Show that this is identical to $\delta(x-x_o)\delta(y-y_o)\delta(z-z_o)$ "

Now I think he has a mistake because I've never seen the delta function written this way in spherical coordinates. In fact I see it this way:$$\frac{\delta(r-r_o)\delta(\theta-\theta_o)\delta(\phi-\phi_o)}{r^2 \sin\theta}$$

I could prove that the above one is equal to the delta function for cartesian coordinates.

I have no idea how to prove the equation I'm given by me professor is equal to the one of cartesian coordinates.
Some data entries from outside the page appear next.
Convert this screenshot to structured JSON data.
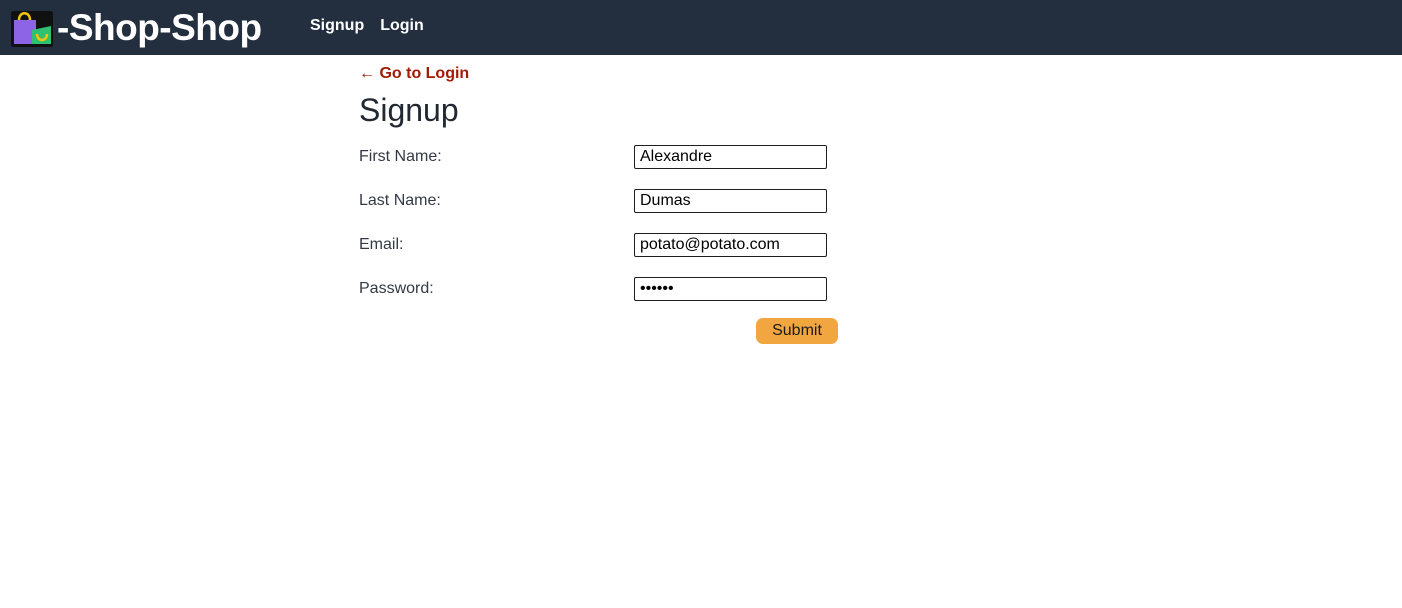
{
  "header": {
    "brand_icon": "shopping-bags-icon",
    "brand_text": "-Shop-Shop",
    "nav": [
      {
        "label": "Signup"
      },
      {
        "label": "Login"
      }
    ],
    "background_color": "#232f3f"
  },
  "main": {
    "back_link": "← Go to Login",
    "back_link_color": "#a11b04",
    "title": "Signup",
    "fields": [
      {
        "label": "First Name:",
        "value": "Alexandre",
        "type": "text"
      },
      {
        "label": "Last Name:",
        "value": "Dumas",
        "type": "text"
      },
      {
        "label": "Email:",
        "value": "potato@potato.com",
        "type": "email"
      },
      {
        "label": "Password:",
        "value": "••••••",
        "type": "password"
      }
    ],
    "submit_label": "Submit",
    "submit_color": "#f1a640"
  }
}
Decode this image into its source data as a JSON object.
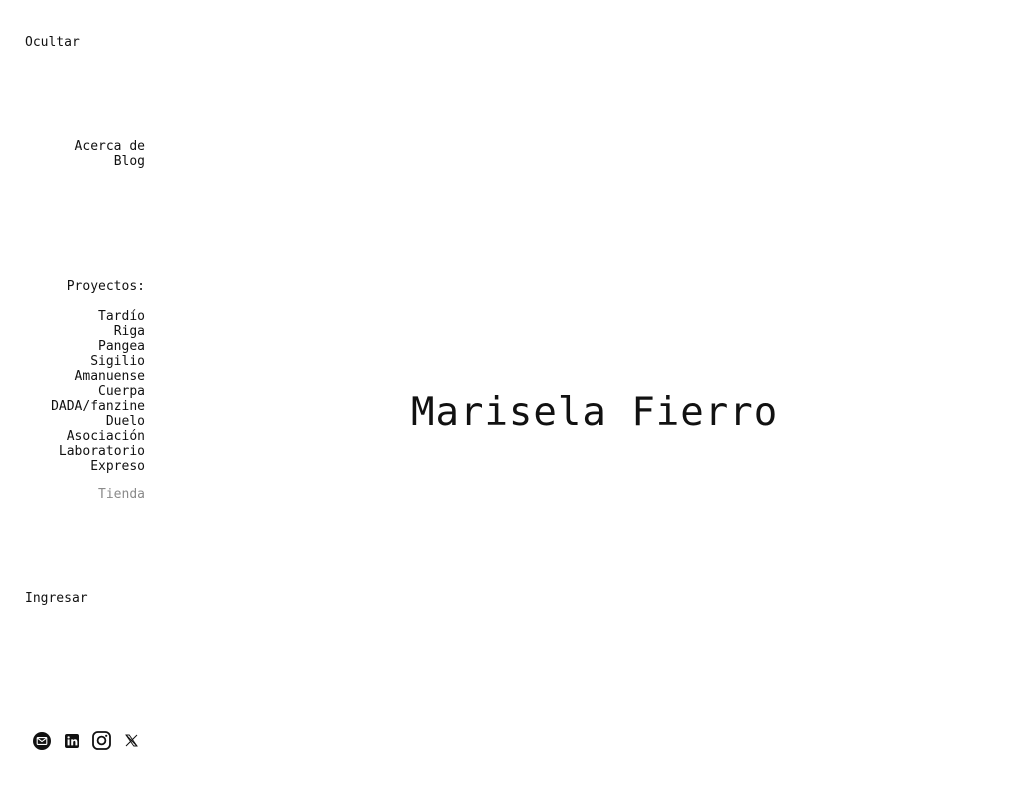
{
  "sidebar": {
    "hide_label": "Ocultar",
    "top_links": [
      "Acerca de",
      "Blog"
    ],
    "projects_heading": "Proyectos:",
    "projects": [
      "Tardío",
      "Riga",
      "Pangea",
      "Sigilio",
      "Amanuense",
      "Cuerpa",
      "DADA/fanzine",
      "Duelo",
      "Asociación",
      "Laboratorio",
      "Expreso"
    ],
    "shop_label": "Tienda",
    "login_label": "Ingresar"
  },
  "main": {
    "title": "Marisela Fierro"
  },
  "social": {
    "icons": [
      "email-icon",
      "linkedin-icon",
      "instagram-icon",
      "x-icon"
    ]
  },
  "colors": {
    "text": "#111111",
    "muted": "#8a8a8a",
    "background": "#ffffff"
  }
}
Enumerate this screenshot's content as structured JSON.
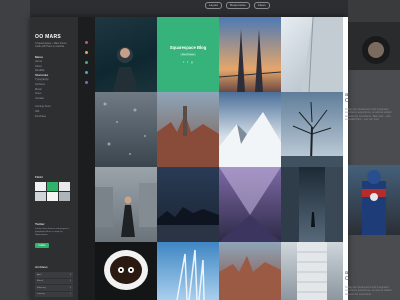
{
  "top_tags": [
    "Layout",
    "Responsive",
    "Clean"
  ],
  "sidebar": {
    "logo": "OO MARS",
    "tagline": "A Squarespace + Mars theme made with Haus on website",
    "menu_title": "Menu",
    "menu": [
      "Home",
      "About",
      "Wordlite",
      "Shortcodes",
      "Typography",
      "Archives",
      "Music",
      "Team",
      "Contact",
      "Coming Soon",
      "404",
      "Purchase"
    ],
    "active_index": 3,
    "flickr_title": "Flickr",
    "twitter_title": "Twitter",
    "twitter_text": "Lovely clean themes and gorgeous typography Mars is ready on Squarespace",
    "follow_label": "Follow",
    "archives_title": "Archives",
    "archives": [
      {
        "month": "April",
        "count": "3"
      },
      {
        "month": "March",
        "count": "5"
      },
      {
        "month": "February",
        "count": "2"
      },
      {
        "month": "January",
        "count": "7"
      }
    ]
  },
  "blog_tile": {
    "title": "Squarespace Blog",
    "subtitle": "Mars Theme",
    "social": [
      "f",
      "t",
      "g"
    ]
  },
  "right_column": [
    {
      "title": "at Squarespace Commerce customers.",
      "body": "Today we introduced a fully integrated commerce experience, as well as added features for merchants. Take with – with extended files – you can now."
    },
    {
      "title": "at Squarespace Commerce customers.",
      "body": "Today we introduced a fully integrated commerce experience, as well as added features for merchants."
    }
  ],
  "colors": {
    "accent_green": "#36b37a",
    "sidebar_bg": "#2d2f31",
    "dots": [
      "#e04b5a",
      "#f0a33a",
      "#36b37a",
      "#3aa6e0",
      "#8e5bd8"
    ]
  }
}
Any ideas?

Thanks.

Answer 1

Use the identity $\delta (f(x)) =\delta (x-a)/|f'(x)|$, where $a$ is a root of $f$, and apply it to the case for $f(x) =\cos \theta-\cos \theta_0$.

To show that this works, observe the integral

$$\int_0^{\pi} \Phi(\theta) \delta(\cos \theta-\cos \theta_0)\sin \theta d\theta$$

where $\Phi$ is any test function and make the change of variable $u=\cos \theta -\cos \theta_0$. Then,

$$\int_{-1-\cos \theta_0}^{1-\cos \theta_0} \Phi(\arccos(u+\cos \theta_0)) \delta(u)du=\Phi(\theta_0)$$

which holds for all test functions $\Phi$. This is precisely the same result as one obtains when writing

$$\int_0^{\pi} \Phi(\theta) \delta(\cos \theta-\cos \theta_0)\sin \theta d\theta=\int_0^{\pi} \Phi(\theta) \frac{\delta(\theta- \theta_0)}{|\sin \theta|}\sin \theta d\theta$$